Keenan: "restructure at all levels."
Staff at Emap Active and Emap Automotive have been warned they could lose their jobs in a radical restructure brought about by market difficulties.
The move is expected to result in at least 60 job losses and the closure of the B2B title AutoTrade, which will be folded into Automotive Management.
Paul Keenan, chief executive of Emap Consumer Media, said the "reorganisation" was the culmination of a two or three-month review. There are around 900 staff at the Peterborough offices in total.
Keenan said he could not confirm the number of job losses until the consultation process was completed in five weeks time, but he said the restructure would affect all levels of the business, including journalists.
"It is about getting the business in the right shape in these harder times," he told Press Gazette. "Every effort is being made to make sure staff understand what is happening and why it is happening."

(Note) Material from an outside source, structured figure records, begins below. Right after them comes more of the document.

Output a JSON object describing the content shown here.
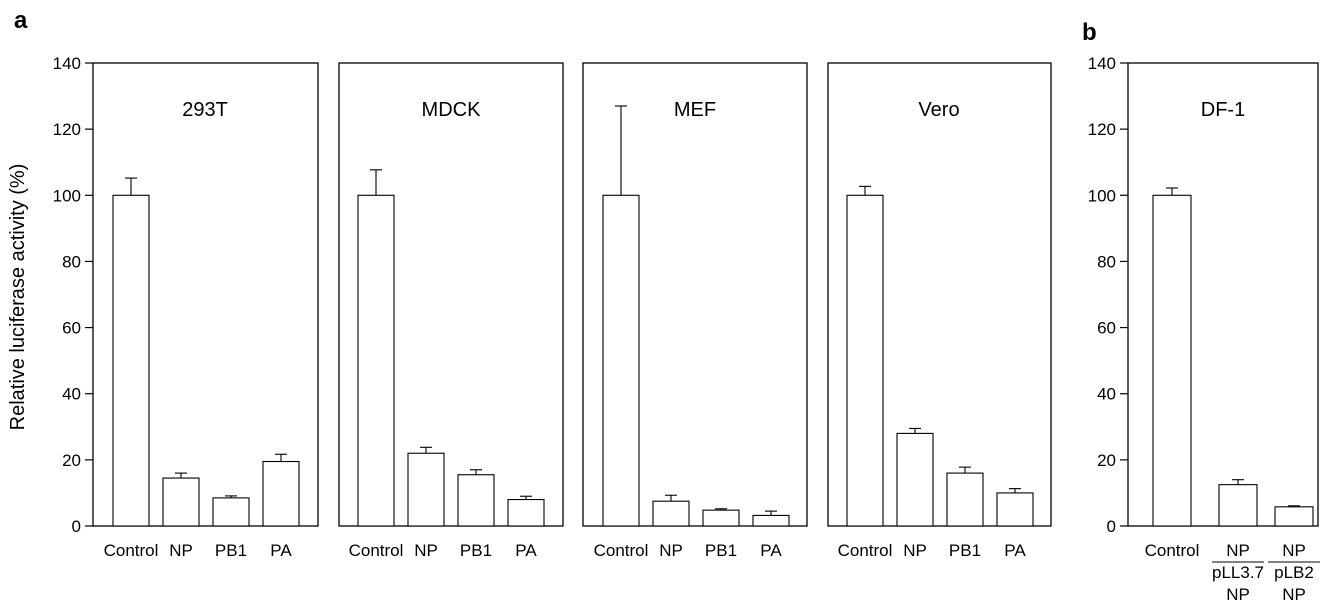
{
  "figure": {
    "ylabel": "Relative luciferase activity (%)",
    "yticks": [
      "0",
      "20",
      "40",
      "60",
      "80",
      "100",
      "120",
      "140"
    ]
  },
  "chart_data": [
    {
      "type": "bar",
      "panel_label": "a",
      "title": "293T",
      "categories": [
        "Control",
        "NP",
        "PB1",
        "PA"
      ],
      "values": [
        100,
        14.5,
        8.5,
        19.5
      ],
      "errors": [
        5.2,
        1.5,
        0.6,
        2.2
      ],
      "ylabel": "Relative luciferase activity (%)",
      "ylim": [
        0,
        140
      ],
      "grid": false
    },
    {
      "type": "bar",
      "title": "MDCK",
      "categories": [
        "Control",
        "NP",
        "PB1",
        "PA"
      ],
      "values": [
        100,
        22,
        15.5,
        8
      ],
      "errors": [
        7.7,
        1.8,
        1.5,
        1
      ],
      "ylim": [
        0,
        140
      ],
      "grid": false
    },
    {
      "type": "bar",
      "title": "MEF",
      "categories": [
        "Control",
        "NP",
        "PB1",
        "PA"
      ],
      "values": [
        100,
        7.5,
        4.8,
        3.2
      ],
      "errors": [
        27,
        1.8,
        0.4,
        1.3
      ],
      "ylim": [
        0,
        140
      ],
      "grid": false
    },
    {
      "type": "bar",
      "title": "Vero",
      "categories": [
        "Control",
        "NP",
        "PB1",
        "PA"
      ],
      "values": [
        100,
        28,
        16,
        10
      ],
      "errors": [
        2.7,
        1.5,
        1.8,
        1.3
      ],
      "ylim": [
        0,
        140
      ],
      "grid": false
    },
    {
      "type": "bar",
      "panel_label": "b",
      "title": "DF-1",
      "categories": [
        "Control",
        "NP\npLL3.7\nNP",
        "NP\npLB2\nNP"
      ],
      "category_lines": [
        [
          "Control"
        ],
        [
          "NP",
          "pLL3.7",
          "NP"
        ],
        [
          "NP",
          "pLB2",
          "NP"
        ]
      ],
      "values": [
        100,
        12.5,
        5.8
      ],
      "errors": [
        2.2,
        1.5,
        0.3
      ],
      "ylabel": "",
      "ylim": [
        0,
        140
      ],
      "grid": false
    }
  ]
}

It is understood staff will be asked to justify their jobs and in some cases, suggest alternative roles.
"What we believe is that the action we are taking now will be the action that is necessary to get the business in the right shape," Keenan added.
Mike Sherrington, the NUJ’s national magazine organiser, said: "I have been aware of problems within the group for some time and the NUJ will be looking closely at the legality of what they are trying to achieve." The cutbacks follow a profit warning by Emap in the summer and the announcement of a 4 per cent fall in total turnover to £547m in the company’s interim results last November.
Emap chief executive Robin Miller admitted the advertising world was in "turmoil" at the time of the announcement and warned then that "the water is going to get choppy" (Press Gazette, November, 2001).
Some journalists fear the job losses could end up being as high as 100.